Nov 15 00:37:43 virt-004 lvm[5930]: Monitoring RAID device black_bird-synced_multiple_raid1_4legs_1-real for events.
Nov 15 00:37:43 virt-004 lvm[5930]: Faulty devices in black_bird/synced_multiple_raid1_4legs_1 successfully replaced.




Version-Release number of selected component (if applicable):
2.6.32-425.el6.x86_64

lvm2-2.02.100-8.el6    BUILT: Wed Oct 30 09:10:56 CET 2013
lvm2-libs-2.02.100-8.el6    BUILT: Wed Oct 30 09:10:56 CET 2013
lvm2-cluster-2.02.100-8.el6    BUILT: Wed Oct 30 09:10:56 CET 2013
udev-147-2.51.el6    BUILT: Thu Oct 17 13:14:34 CEST 2013
device-mapper-1.02.79-8.el6    BUILT: Wed Oct 30 09:10:56 CET 2013
device-mapper-libs-1.02.79-8.el6    BUILT: Wed Oct 30 09:10:56 CET 2013
device-mapper-event-1.02.79-8.el6    BUILT: Wed Oct 30 09:10:56 CET 2013
device-mapper-event-libs-1.02.79-8.el6    BUILT: Wed Oct 30 09:10:56 CET 2013
device-mapper-persistent-data-0.2.8-2.el6    BUILT: Mon Oct 21 16:14:25 CEST 2013
cmirror-2.02.100-8.el6    BUILT: Wed Oct 30 09:10:56 CET 2013


How reproducible:
Often

Comment 2 RHEL Program Management 2013-11-18 22:45:05 UTC

This request was not resolved in time for the current release.
Red Hat invites you to ask your support representative to
propose this request, if still desired, for consideration in
the next release of Red Hat Enterprise Linux.

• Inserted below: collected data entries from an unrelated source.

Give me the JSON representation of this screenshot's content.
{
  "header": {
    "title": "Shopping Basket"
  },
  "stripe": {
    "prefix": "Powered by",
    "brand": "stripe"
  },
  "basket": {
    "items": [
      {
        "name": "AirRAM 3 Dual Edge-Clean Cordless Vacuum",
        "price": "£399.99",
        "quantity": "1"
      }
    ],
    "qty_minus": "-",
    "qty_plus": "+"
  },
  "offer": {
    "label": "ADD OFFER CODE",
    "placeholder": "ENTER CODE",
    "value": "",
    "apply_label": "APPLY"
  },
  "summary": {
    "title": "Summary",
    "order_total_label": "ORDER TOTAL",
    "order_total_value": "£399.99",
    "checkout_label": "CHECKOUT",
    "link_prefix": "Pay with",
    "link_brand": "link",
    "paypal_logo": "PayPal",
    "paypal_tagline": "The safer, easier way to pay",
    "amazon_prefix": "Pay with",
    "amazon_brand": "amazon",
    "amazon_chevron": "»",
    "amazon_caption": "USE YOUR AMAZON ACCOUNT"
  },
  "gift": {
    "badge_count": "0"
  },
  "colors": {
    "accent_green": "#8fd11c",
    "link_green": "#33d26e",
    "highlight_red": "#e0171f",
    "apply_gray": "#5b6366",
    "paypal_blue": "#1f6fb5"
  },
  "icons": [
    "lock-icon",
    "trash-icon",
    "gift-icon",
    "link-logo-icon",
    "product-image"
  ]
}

Comment 3 Jonathan Earl Brassow 2014-04-04 22:29:22 UTC

Using the following command to test:

./black_bird -o bp-01 -l /usr/tests/sts-rhel6.5/ -r /usr/tests/sts-rhel6.5/ -e kill_multiple_synced_raid1_4legs

Comment 4 Jonathan Earl Brassow 2014-04-07 19:20:54 UTC

Seems to run just fine for me (10+ iterations) if lvmetad isn't used.

I'm running into issues re-enabling devices when lvmetad is used.  I'll work around that and try those tests again.

Comment 5 Jonathan Earl Brassow 2014-04-07 20:02:17 UTC

After making the workaround for re-enabling failed devices, lvmetad seems to work fine also.


I am testing the upstream code ATM, so the issue may have been addressed outside RAID code already.

I will attempt 6.5 rpm testing and see if I can reproduce.

Comment 6 Jonathan Earl Brassow 2014-04-07 20:48:34 UTC

10 iterations of black_bird with the RHEL6.5 RPMs - no reproduction.

Maybe I'll save this for a weekend or overnight run.

In the meantime, can QA reproduce it?

Comment 9 Jonathan Earl Brassow 2014-05-30 17:12:55 UTC

I'm closing this one.  If it can be reproduced then we'll reopen, but I think we've given this enough consideration.